Un nudo se le formó en la garganta a Salvador. Se quedó con las ganas de encender un cigarro, pero al ver la mirada de Florencia, tan fuera de sí, se contuvo.

—Flor, puedo compensarte, de alguna forma encontraremos una solución.

—¿No entiendes lo que te estoy diciendo? Bueno, ahí va más claro todavía: yo nunca he querido compensaciones. Lo que quiero es que te largues.

Desaparece de mi vida.

Salvador, no es solo por la casa. Ahora, cada vez que te veo, siento que me ensucio. ¿Me entiendes?

No quiero volver a verte. El día que decidas firmar el divorcio, entonces hablamos —le espetó Florencia.

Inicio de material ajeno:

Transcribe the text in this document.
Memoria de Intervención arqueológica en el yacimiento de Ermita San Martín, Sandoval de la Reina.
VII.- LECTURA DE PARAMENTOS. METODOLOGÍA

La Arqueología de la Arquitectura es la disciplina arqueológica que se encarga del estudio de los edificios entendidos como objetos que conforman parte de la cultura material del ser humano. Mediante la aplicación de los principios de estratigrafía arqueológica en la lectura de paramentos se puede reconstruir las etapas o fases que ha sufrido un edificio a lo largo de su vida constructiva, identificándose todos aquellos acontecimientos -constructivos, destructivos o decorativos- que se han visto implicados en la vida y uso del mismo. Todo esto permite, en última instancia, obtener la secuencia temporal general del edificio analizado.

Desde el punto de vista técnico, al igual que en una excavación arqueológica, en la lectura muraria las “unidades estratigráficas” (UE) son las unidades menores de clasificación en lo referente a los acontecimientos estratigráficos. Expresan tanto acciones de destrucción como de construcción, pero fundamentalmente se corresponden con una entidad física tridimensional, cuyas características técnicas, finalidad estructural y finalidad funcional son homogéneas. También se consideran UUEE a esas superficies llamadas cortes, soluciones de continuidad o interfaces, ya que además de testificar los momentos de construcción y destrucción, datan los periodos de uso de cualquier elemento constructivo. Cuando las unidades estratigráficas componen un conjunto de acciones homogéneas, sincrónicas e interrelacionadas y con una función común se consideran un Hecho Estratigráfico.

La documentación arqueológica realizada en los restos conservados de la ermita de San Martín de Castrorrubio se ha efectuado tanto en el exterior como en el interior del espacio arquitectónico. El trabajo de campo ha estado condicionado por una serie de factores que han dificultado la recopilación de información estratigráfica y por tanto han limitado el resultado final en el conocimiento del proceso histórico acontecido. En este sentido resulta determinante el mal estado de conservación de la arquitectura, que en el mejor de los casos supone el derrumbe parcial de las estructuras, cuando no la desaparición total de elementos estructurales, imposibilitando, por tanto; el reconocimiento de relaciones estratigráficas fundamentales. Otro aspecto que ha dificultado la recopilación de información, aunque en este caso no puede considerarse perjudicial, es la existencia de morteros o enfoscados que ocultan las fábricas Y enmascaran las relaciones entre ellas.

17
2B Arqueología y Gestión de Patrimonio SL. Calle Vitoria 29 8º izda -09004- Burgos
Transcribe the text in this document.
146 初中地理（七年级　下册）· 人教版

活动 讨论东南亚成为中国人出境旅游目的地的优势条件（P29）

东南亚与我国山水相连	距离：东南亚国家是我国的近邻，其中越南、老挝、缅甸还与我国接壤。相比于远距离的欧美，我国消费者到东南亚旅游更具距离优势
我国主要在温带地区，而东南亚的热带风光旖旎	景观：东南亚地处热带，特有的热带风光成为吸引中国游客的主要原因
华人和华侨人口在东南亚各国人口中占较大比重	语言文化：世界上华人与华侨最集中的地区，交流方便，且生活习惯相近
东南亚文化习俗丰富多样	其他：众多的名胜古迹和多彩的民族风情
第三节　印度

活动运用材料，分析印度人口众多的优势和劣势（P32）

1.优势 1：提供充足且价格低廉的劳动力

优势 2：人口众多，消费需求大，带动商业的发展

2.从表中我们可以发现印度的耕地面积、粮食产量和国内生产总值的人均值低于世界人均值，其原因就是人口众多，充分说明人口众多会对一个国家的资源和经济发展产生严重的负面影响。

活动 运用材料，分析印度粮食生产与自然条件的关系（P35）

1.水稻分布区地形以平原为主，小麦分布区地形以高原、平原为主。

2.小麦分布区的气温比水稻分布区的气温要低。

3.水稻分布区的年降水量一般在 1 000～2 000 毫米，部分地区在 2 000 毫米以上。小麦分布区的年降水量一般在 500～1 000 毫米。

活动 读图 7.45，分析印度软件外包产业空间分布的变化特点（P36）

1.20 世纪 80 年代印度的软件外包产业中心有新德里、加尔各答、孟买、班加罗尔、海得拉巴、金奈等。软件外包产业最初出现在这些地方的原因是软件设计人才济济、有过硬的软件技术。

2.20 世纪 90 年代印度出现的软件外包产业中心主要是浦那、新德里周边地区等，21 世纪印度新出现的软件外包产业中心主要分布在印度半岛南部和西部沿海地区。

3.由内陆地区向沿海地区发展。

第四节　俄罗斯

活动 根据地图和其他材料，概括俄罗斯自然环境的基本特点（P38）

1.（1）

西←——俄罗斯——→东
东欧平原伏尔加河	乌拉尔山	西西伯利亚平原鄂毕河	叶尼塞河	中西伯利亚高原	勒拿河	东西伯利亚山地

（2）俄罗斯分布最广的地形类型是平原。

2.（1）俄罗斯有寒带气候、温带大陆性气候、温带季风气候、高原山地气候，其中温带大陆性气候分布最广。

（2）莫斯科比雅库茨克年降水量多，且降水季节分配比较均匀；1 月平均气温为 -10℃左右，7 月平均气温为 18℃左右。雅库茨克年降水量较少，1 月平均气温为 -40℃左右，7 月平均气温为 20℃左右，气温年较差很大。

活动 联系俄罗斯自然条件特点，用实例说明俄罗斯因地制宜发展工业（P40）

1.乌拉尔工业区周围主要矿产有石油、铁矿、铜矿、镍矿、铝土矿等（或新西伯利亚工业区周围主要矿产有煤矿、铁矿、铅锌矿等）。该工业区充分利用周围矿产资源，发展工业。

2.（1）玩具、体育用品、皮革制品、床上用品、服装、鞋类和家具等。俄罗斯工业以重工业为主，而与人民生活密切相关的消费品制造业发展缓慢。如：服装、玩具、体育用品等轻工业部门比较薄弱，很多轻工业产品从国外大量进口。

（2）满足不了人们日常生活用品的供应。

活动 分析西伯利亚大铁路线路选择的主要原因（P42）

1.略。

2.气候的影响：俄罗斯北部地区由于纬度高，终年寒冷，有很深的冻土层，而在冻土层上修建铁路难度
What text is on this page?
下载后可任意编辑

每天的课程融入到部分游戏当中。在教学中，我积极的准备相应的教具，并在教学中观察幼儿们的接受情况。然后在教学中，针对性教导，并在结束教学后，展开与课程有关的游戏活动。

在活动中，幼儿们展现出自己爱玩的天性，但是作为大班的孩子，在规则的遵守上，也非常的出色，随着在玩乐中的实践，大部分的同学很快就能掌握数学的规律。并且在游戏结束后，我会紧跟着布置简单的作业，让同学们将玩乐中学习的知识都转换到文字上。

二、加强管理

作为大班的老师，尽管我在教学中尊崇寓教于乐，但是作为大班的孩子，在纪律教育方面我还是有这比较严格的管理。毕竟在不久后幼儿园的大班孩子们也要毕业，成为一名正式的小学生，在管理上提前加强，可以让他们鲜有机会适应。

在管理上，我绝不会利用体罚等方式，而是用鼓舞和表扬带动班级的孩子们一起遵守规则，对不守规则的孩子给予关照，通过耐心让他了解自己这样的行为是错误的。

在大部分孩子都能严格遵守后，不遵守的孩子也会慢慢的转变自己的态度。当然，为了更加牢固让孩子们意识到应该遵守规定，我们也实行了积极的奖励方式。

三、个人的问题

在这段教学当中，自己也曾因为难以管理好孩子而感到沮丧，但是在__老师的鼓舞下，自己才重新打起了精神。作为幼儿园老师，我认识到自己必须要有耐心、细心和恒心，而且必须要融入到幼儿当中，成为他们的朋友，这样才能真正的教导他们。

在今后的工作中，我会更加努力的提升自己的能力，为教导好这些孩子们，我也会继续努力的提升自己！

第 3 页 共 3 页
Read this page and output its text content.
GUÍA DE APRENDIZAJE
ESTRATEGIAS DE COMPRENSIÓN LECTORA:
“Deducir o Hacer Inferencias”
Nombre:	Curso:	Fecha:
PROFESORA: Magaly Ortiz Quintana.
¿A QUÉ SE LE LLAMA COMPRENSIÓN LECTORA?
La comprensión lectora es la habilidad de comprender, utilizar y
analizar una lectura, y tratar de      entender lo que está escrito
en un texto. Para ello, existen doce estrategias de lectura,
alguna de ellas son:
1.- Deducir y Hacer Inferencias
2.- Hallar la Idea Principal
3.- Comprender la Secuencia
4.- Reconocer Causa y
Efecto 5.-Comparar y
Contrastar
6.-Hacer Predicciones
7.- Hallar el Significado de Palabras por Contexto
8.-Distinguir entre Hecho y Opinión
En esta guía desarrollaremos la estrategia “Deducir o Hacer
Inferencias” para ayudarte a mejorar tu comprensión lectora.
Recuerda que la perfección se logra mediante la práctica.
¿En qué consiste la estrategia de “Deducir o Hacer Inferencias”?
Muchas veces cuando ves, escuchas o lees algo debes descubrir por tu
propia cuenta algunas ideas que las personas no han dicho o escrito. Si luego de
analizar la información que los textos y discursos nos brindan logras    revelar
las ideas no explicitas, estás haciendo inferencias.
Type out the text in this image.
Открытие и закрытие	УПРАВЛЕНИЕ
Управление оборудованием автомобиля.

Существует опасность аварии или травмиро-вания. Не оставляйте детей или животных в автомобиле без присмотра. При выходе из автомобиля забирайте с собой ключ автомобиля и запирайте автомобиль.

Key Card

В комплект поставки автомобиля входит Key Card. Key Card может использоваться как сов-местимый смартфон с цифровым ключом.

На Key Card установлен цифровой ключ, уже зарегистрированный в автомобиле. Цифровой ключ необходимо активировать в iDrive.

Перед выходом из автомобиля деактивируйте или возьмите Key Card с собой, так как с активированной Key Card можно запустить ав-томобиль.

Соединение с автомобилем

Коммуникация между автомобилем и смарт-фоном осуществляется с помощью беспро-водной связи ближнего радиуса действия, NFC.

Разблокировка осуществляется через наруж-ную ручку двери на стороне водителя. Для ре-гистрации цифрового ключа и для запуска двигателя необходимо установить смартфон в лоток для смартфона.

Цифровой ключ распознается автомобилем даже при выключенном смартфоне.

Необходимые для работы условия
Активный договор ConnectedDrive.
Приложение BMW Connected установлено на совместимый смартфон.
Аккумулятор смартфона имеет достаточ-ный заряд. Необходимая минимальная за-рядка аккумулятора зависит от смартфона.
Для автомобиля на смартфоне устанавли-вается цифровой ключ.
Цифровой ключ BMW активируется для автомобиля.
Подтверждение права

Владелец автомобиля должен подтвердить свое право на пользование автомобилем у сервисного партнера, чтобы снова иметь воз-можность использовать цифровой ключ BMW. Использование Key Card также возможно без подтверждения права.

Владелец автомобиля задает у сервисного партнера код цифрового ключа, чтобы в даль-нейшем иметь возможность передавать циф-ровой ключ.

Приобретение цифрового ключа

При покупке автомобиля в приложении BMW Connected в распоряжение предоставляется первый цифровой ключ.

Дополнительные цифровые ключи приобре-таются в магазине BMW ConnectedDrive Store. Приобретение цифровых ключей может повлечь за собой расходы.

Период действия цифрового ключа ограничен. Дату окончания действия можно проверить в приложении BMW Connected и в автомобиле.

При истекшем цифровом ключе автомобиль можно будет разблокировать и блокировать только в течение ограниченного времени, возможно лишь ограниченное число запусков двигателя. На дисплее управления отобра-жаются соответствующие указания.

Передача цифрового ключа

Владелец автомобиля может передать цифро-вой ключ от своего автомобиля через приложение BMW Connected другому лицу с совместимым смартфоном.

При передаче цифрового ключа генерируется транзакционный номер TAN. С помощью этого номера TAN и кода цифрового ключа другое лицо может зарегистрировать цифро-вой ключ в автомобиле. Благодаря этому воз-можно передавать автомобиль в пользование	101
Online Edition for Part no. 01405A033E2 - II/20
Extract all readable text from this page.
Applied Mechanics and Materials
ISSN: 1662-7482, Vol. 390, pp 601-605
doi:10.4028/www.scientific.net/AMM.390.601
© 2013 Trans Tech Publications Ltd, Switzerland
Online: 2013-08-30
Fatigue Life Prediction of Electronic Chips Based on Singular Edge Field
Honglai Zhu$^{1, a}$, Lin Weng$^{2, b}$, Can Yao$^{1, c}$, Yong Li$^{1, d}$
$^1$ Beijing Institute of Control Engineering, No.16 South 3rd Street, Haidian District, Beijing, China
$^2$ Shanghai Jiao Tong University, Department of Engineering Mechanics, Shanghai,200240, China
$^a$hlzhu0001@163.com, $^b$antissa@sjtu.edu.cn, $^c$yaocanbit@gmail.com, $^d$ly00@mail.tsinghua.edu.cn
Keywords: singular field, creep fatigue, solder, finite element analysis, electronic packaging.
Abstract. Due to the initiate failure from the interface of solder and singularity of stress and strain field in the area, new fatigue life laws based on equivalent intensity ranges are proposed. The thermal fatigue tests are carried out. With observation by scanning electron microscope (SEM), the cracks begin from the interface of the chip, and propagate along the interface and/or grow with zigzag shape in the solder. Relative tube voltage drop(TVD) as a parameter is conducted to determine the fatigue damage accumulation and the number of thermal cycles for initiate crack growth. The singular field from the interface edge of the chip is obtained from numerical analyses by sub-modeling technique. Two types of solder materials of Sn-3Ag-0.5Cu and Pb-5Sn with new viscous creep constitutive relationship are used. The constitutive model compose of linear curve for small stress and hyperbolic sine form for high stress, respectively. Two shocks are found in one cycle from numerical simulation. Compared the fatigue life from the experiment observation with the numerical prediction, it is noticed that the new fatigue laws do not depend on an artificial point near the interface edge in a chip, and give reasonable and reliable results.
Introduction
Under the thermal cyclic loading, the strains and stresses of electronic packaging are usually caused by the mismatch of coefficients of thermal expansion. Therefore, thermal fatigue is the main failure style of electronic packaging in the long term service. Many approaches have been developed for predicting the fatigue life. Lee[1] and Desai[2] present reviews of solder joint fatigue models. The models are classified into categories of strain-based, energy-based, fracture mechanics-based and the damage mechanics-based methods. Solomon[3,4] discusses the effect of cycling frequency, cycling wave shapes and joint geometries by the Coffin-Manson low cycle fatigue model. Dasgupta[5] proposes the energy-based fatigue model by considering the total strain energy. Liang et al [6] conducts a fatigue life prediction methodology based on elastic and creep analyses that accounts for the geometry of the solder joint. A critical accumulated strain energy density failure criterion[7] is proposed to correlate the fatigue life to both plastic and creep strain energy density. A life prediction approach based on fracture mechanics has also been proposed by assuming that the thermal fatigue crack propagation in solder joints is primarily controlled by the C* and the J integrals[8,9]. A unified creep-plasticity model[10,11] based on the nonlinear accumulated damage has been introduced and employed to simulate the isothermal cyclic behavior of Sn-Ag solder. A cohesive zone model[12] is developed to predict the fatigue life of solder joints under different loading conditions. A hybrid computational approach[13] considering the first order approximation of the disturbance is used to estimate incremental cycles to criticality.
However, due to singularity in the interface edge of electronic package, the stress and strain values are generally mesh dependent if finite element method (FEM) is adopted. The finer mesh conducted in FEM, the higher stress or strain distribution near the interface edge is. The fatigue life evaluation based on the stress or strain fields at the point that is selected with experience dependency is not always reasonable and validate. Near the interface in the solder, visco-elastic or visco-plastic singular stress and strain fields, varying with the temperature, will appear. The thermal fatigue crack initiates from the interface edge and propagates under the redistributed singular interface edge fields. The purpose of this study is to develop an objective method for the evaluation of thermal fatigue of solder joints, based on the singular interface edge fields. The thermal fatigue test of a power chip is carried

El semblante de Salvador se descompuso.

Todavía sentía el calor húmedo dejado por las lágrimas de Florencia en la yema de su dedo.

Intentó cambiar de tema.

—Déjame llevarte al hospital.

Se inclinó para ayudarla a levantarse.

Florencia lo apartó de un manotazo.

—Señor Fuentes, no venga a fingir aquí, yo no soy Martina, tengo manos y pies, no necesito de usted.

Lo único que Florencia quería era cortar cualquier lazo con Salvador.

Pero él, en ese momento, solo podía pensar en el jardín lleno de rosas marchitas y las manchas de sangre seca bajo la luz de la luna.

Se paró frente a Florencia, bloqueándole el paso.

—Ese día… te lastimaste, ¿verdad?

Su figura proyectaba una sombra sobre Florencia, quien por un instante no pudo esquivarlo.